Saturday, January 24, 2015

A few years ago Garry Trudeau published a beautiful Doonesbury 40th Anniversary collection. Even though Doonesbury is one of my all-time favorite comic strips, I couldn't quite bring myself to spend a hundred bucks for it. I was in the bookstore last week, and what do you think was on the remainder table for $19.95? You know it! To make things even better, our daughter had given me a Barnes & Noble gift card for Christmas! So, thanks, Nikki for the perfect late Christmas present.

The Des Moines Register was among the first newspapers to carry the strip, so I've been a Doonesbury fan since the early 1970s.
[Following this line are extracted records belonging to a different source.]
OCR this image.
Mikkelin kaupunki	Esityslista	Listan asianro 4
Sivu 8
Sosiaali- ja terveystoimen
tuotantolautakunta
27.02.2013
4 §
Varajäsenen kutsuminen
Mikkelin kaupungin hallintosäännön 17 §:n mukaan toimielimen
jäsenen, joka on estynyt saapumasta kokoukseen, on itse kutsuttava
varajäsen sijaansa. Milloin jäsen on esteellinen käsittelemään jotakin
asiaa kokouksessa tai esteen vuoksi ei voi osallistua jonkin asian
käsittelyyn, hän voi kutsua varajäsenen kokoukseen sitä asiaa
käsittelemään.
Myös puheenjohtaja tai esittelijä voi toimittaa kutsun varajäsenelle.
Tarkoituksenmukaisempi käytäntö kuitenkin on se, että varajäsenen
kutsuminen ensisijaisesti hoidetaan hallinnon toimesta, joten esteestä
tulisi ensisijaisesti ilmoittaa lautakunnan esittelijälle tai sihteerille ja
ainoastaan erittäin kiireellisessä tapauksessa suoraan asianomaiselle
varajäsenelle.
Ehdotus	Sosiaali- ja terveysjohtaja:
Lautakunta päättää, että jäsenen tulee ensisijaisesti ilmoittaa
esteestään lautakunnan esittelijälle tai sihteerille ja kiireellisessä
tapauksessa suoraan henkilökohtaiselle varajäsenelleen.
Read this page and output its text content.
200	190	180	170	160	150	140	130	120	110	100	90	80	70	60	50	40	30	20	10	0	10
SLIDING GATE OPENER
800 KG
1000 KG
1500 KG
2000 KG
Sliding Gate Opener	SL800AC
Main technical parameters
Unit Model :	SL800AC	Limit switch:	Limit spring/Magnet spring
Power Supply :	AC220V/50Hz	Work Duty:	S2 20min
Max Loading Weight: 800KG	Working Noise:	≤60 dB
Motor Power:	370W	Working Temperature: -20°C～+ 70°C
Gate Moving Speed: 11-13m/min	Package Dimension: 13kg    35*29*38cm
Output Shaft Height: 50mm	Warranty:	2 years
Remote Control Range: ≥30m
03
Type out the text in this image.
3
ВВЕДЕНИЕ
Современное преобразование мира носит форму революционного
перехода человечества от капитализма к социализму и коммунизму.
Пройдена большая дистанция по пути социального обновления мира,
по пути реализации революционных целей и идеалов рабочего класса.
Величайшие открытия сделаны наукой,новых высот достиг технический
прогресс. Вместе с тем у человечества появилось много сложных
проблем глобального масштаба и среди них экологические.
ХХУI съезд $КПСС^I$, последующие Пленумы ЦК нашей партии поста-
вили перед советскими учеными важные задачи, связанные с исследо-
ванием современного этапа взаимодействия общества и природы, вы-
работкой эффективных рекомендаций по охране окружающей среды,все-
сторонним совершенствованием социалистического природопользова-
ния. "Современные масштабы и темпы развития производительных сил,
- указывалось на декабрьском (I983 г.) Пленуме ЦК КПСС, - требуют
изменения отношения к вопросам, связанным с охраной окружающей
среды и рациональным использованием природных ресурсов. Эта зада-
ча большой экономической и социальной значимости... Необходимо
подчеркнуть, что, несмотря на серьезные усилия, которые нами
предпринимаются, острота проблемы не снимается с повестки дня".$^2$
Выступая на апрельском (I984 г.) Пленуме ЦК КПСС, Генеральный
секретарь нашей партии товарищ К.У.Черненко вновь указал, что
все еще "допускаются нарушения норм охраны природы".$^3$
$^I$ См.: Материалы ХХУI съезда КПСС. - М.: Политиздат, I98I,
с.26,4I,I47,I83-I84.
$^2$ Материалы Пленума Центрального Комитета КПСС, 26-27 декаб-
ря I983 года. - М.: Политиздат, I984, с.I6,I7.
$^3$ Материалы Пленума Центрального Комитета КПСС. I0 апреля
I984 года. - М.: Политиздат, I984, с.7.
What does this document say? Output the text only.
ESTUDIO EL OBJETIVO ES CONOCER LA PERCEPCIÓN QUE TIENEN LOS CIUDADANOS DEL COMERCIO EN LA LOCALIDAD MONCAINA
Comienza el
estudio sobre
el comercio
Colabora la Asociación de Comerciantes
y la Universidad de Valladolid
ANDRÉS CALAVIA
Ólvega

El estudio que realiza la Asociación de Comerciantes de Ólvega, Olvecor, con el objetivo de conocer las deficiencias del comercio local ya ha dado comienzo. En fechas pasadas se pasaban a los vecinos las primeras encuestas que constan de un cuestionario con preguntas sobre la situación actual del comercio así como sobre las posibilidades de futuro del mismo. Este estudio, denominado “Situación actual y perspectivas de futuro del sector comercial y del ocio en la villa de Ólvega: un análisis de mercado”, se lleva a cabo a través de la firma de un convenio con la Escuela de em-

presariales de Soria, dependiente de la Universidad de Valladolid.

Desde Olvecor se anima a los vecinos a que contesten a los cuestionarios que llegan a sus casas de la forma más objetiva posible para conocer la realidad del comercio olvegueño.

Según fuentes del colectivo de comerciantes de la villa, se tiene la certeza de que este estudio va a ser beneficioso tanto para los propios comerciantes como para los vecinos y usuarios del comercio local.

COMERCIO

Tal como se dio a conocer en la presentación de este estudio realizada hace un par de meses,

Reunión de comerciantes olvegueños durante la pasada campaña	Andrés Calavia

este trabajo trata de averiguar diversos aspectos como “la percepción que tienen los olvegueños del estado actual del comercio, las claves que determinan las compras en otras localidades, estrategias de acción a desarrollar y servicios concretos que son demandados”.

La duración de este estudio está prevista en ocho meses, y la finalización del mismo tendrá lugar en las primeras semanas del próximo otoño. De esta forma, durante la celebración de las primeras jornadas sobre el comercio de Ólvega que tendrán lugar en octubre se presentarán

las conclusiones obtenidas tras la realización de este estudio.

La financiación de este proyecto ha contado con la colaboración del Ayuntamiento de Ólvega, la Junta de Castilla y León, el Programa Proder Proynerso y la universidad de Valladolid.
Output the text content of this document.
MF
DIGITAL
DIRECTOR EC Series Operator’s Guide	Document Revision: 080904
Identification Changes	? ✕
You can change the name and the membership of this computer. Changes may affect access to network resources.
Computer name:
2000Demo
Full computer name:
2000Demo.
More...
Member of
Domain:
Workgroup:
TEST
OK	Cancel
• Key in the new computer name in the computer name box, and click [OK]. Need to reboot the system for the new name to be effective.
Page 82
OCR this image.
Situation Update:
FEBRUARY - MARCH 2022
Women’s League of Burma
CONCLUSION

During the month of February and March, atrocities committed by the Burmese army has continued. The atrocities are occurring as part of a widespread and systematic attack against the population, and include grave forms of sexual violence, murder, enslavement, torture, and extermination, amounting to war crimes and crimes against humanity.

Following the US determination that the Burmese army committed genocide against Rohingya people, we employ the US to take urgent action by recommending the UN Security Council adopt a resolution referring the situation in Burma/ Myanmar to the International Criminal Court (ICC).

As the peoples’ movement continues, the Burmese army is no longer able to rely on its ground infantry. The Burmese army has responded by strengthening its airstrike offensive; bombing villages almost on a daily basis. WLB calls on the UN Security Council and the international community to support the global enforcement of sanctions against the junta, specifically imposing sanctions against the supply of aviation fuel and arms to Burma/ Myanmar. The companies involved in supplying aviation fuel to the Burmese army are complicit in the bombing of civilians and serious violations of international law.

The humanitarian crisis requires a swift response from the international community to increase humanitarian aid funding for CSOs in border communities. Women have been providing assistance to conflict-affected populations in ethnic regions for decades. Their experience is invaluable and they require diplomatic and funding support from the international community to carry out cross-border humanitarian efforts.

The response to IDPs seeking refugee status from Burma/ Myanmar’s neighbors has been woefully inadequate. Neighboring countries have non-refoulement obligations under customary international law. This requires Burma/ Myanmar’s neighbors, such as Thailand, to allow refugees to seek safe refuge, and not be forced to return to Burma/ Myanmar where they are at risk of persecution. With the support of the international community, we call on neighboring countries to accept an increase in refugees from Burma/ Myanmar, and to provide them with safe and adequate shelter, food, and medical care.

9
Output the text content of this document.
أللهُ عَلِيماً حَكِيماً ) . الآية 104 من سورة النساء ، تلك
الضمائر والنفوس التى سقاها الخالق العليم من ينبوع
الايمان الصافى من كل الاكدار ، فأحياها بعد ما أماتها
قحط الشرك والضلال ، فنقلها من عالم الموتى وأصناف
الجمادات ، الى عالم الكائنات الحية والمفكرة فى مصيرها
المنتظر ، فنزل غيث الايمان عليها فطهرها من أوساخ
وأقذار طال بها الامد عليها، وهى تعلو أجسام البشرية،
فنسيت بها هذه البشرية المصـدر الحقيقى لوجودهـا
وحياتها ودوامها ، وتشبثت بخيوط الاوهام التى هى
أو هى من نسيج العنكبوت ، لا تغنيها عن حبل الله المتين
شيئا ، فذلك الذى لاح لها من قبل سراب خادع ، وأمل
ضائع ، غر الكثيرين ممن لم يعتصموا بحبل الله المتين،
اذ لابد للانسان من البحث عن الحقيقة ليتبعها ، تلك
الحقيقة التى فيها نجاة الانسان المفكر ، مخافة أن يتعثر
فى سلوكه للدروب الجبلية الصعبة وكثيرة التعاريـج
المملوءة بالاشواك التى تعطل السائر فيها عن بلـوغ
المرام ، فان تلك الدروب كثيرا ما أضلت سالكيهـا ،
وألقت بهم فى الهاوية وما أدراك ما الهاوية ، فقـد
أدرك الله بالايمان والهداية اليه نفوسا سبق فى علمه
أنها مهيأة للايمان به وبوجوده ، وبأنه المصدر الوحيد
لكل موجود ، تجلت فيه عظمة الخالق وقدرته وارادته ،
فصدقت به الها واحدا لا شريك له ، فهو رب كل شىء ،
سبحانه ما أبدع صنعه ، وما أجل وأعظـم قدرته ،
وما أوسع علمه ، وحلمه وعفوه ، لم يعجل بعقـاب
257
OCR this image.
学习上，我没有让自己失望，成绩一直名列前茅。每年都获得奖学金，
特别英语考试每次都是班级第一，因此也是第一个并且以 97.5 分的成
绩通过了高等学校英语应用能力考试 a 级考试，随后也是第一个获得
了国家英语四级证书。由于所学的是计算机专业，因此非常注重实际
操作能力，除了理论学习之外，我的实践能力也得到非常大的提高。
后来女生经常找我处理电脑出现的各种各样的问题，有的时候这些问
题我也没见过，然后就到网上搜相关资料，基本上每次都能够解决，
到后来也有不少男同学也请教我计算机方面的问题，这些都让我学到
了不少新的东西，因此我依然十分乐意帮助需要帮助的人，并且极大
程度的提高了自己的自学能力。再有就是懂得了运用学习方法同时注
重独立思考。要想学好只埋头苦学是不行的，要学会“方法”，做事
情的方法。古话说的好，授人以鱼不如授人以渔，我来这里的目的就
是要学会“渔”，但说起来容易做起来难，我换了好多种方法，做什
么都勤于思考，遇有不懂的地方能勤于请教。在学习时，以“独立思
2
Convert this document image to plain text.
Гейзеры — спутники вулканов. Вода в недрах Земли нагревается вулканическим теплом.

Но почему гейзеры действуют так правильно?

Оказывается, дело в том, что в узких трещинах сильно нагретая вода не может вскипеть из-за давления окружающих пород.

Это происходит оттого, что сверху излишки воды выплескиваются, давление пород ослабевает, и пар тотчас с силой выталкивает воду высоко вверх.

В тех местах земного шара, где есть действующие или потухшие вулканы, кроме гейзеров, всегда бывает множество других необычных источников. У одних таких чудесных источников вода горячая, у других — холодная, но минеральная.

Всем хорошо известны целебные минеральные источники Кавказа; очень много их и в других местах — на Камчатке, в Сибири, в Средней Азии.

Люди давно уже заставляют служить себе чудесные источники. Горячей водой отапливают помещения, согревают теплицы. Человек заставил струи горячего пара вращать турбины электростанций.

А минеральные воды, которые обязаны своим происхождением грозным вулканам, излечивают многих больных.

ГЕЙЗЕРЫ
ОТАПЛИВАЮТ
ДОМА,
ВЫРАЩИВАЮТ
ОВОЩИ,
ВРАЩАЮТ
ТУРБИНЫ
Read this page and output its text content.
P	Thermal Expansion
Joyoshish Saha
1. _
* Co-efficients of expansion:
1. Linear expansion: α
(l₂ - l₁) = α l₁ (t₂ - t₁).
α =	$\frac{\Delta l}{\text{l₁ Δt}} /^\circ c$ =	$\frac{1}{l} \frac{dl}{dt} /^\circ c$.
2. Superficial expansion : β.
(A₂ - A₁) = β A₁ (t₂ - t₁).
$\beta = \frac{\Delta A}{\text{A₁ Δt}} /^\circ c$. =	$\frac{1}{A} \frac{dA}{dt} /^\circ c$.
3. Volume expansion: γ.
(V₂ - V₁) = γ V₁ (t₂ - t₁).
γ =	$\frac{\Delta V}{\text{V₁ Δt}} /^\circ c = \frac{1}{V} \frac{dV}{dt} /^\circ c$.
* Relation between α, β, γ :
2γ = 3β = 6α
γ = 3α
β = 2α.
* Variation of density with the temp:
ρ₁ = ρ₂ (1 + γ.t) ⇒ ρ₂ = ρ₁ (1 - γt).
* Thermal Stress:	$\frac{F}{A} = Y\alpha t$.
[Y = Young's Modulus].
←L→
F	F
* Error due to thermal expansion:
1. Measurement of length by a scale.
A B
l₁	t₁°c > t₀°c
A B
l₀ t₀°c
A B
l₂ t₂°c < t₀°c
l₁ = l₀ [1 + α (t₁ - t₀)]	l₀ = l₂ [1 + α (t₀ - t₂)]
I'm in sync with Trudeau's politics, but, as this massive collection makes clear, it is the expansive cast of characters that has sustained the strip for so long. Unlike other cartoonists who set up ridiculous straw men for their stand-ins to interact with (I'm looking at you, Bruce Tinsley and Chris Muir.). Conservatives like BD and his family or Megaphone Mark's dad are treated like real people whose politics might be ridiculed, but whose humanity and decency is left intact, while liberals like Mike Doonesbury and Mark Slackmeyer have their own foibles pointed out from time to time. For the most part, political theater is kept out of this collection and the focus is on the interaction and evolution of these characters over four decades.

Garry Trudeau has cut back his current workload to Sundays only, and while he has certainly earned the right to take a break from the daily grind, I hope this doesn't indicate an intention to retire any time soon.